"I bambini sono il nostro futuro e la ragione più profonda per conservare e migliorare la vita comune sul nostro pianeta. " Indicazioni Nazionali 2012
Il sito è il risultato della partecipazione entusiasmante e coinvolgente delle insegnanti al corso sulla "Didattica Digitale", organizzato per migliorare la qualità della scuola e dei suoi operatori, per renderla più competitiva e al passo coi tempi in una società sempre più tecnologica e in continua trasformazione. Una scuola efficace ed inclusiva nel perseguire la sua finalità educativa.

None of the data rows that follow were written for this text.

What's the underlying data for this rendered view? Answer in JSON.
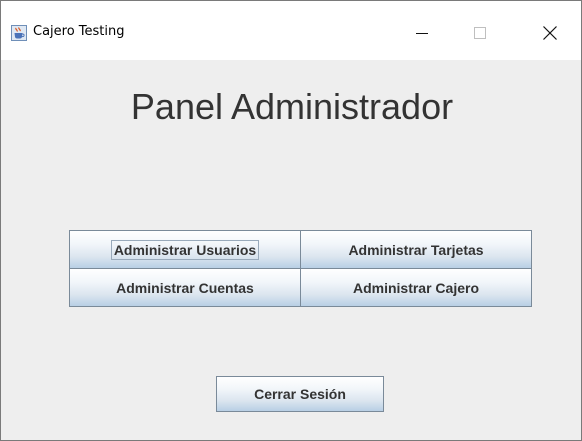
{
  "window": {
    "title": "Cajero Testing",
    "icon": "java-coffee-cup-icon",
    "controls": {
      "minimize_icon": "minimize-icon",
      "maximize_icon": "maximize-icon",
      "close_icon": "close-icon"
    }
  },
  "panel": {
    "heading": "Panel Administrador",
    "buttons": [
      {
        "label": "Administrar Usuarios",
        "focused": true
      },
      {
        "label": "Administrar Tarjetas"
      },
      {
        "label": "Administrar Cuentas"
      },
      {
        "label": "Administrar Cajero"
      }
    ],
    "logout_label": "Cerrar Sesión"
  },
  "colors": {
    "window_background": "#eeeeee",
    "titlebar_background": "#ffffff",
    "heading_text": "#333333",
    "button_border": "#7a8a99",
    "button_gradient_bottom": "#b8cfe5"
  }
}
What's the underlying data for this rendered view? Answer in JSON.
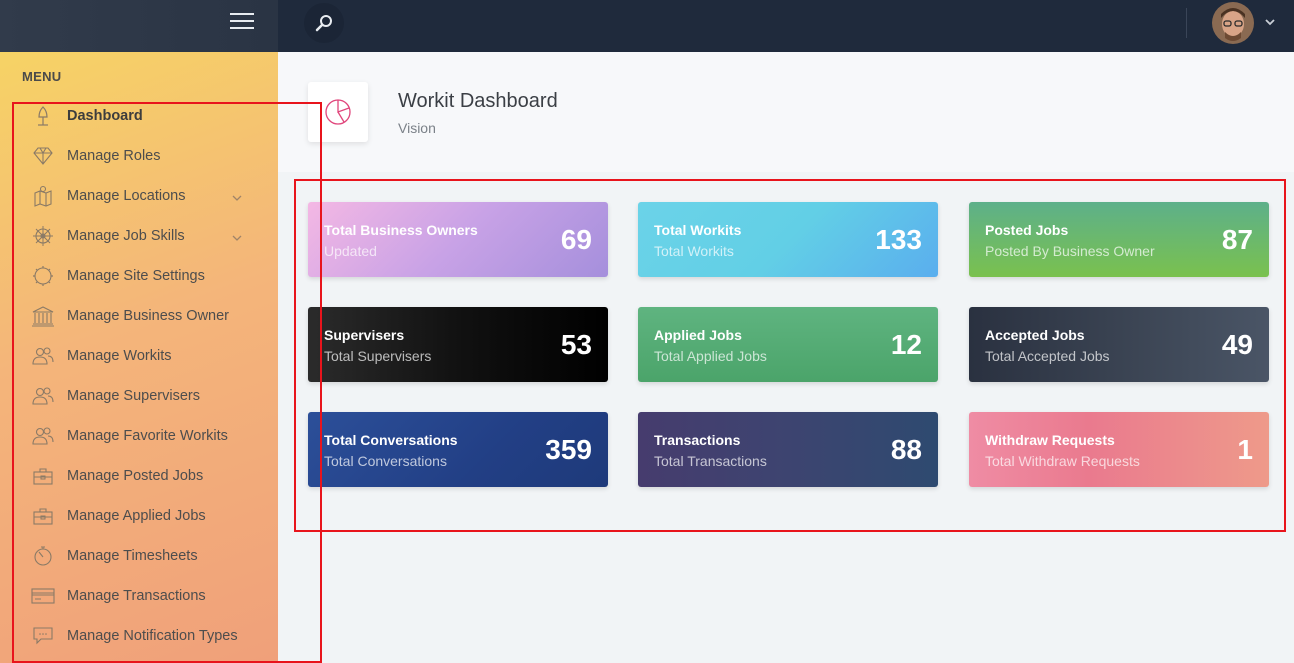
{
  "sidebar": {
    "menu_header": "MENU",
    "items": [
      {
        "label": "Dashboard",
        "icon": "rocket-icon",
        "active": true
      },
      {
        "label": "Manage Roles",
        "icon": "diamond-icon"
      },
      {
        "label": "Manage Locations",
        "icon": "map-icon",
        "has_children": true
      },
      {
        "label": "Manage Job Skills",
        "icon": "ship-wheel-icon",
        "has_children": true
      },
      {
        "label": "Manage Site Settings",
        "icon": "gear-icon"
      },
      {
        "label": "Manage Business Owner",
        "icon": "bank-icon"
      },
      {
        "label": "Manage Workits",
        "icon": "users-icon"
      },
      {
        "label": "Manage Supervisers",
        "icon": "users-icon"
      },
      {
        "label": "Manage Favorite Workits",
        "icon": "users-icon"
      },
      {
        "label": "Manage Posted Jobs",
        "icon": "briefcase-icon"
      },
      {
        "label": "Manage Applied Jobs",
        "icon": "briefcase-icon"
      },
      {
        "label": "Manage Timesheets",
        "icon": "stopwatch-icon"
      },
      {
        "label": "Manage Transactions",
        "icon": "credit-card-icon"
      },
      {
        "label": "Manage Notification Types",
        "icon": "chat-icon"
      }
    ]
  },
  "header": {
    "title": "Workit Dashboard",
    "subtitle": "Vision",
    "icon": "pie-chart-icon"
  },
  "cards": [
    {
      "title": "Total Business Owners",
      "subtitle": "Updated",
      "value": "69"
    },
    {
      "title": "Total Workits",
      "subtitle": "Total Workits",
      "value": "133"
    },
    {
      "title": "Posted Jobs",
      "subtitle": "Posted By Business Owner",
      "value": "87"
    },
    {
      "title": "Supervisers",
      "subtitle": "Total Supervisers",
      "value": "53"
    },
    {
      "title": "Applied Jobs",
      "subtitle": "Total Applied Jobs",
      "value": "12"
    },
    {
      "title": "Accepted Jobs",
      "subtitle": "Total Accepted Jobs",
      "value": "49"
    },
    {
      "title": "Total Conversations",
      "subtitle": "Total Conversations",
      "value": "359"
    },
    {
      "title": "Transactions",
      "subtitle": "Total Transactions",
      "value": "88"
    },
    {
      "title": "Withdraw Requests",
      "subtitle": "Total Withdraw Requests",
      "value": "1"
    }
  ],
  "colors": {
    "topbar": "#1f2a3c",
    "highlight": "#e8141c",
    "accent_pink": "#e0457b"
  }
}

Arricchendo così, la professionalità degli insegnanti che acquistano "modi di pensare", "modi di agire" indispensabili per valorizzare ed elaborare nuovi percorsi educativo- didattici per "fare scuola".
La scuola dell’infanzia, si rivolge a tutte le bambine e i bambini dai tre ai sei anni di età ed è la risposta al loro diritto all'educazione e alla cura, in coerenza con i principi di pluralismo culturale ed istituzionale presenti nella Costituzione della Repubblica, nella Convenzione sui diritti dell’infanzia e dell’adolescenza e nei documenti dell’Unione Europea.
Le sue finalità sono di promuovere nei bambini lo sviluppo dell’identità, dell’autonomia, della competenza e li avvia alla cittadinanza.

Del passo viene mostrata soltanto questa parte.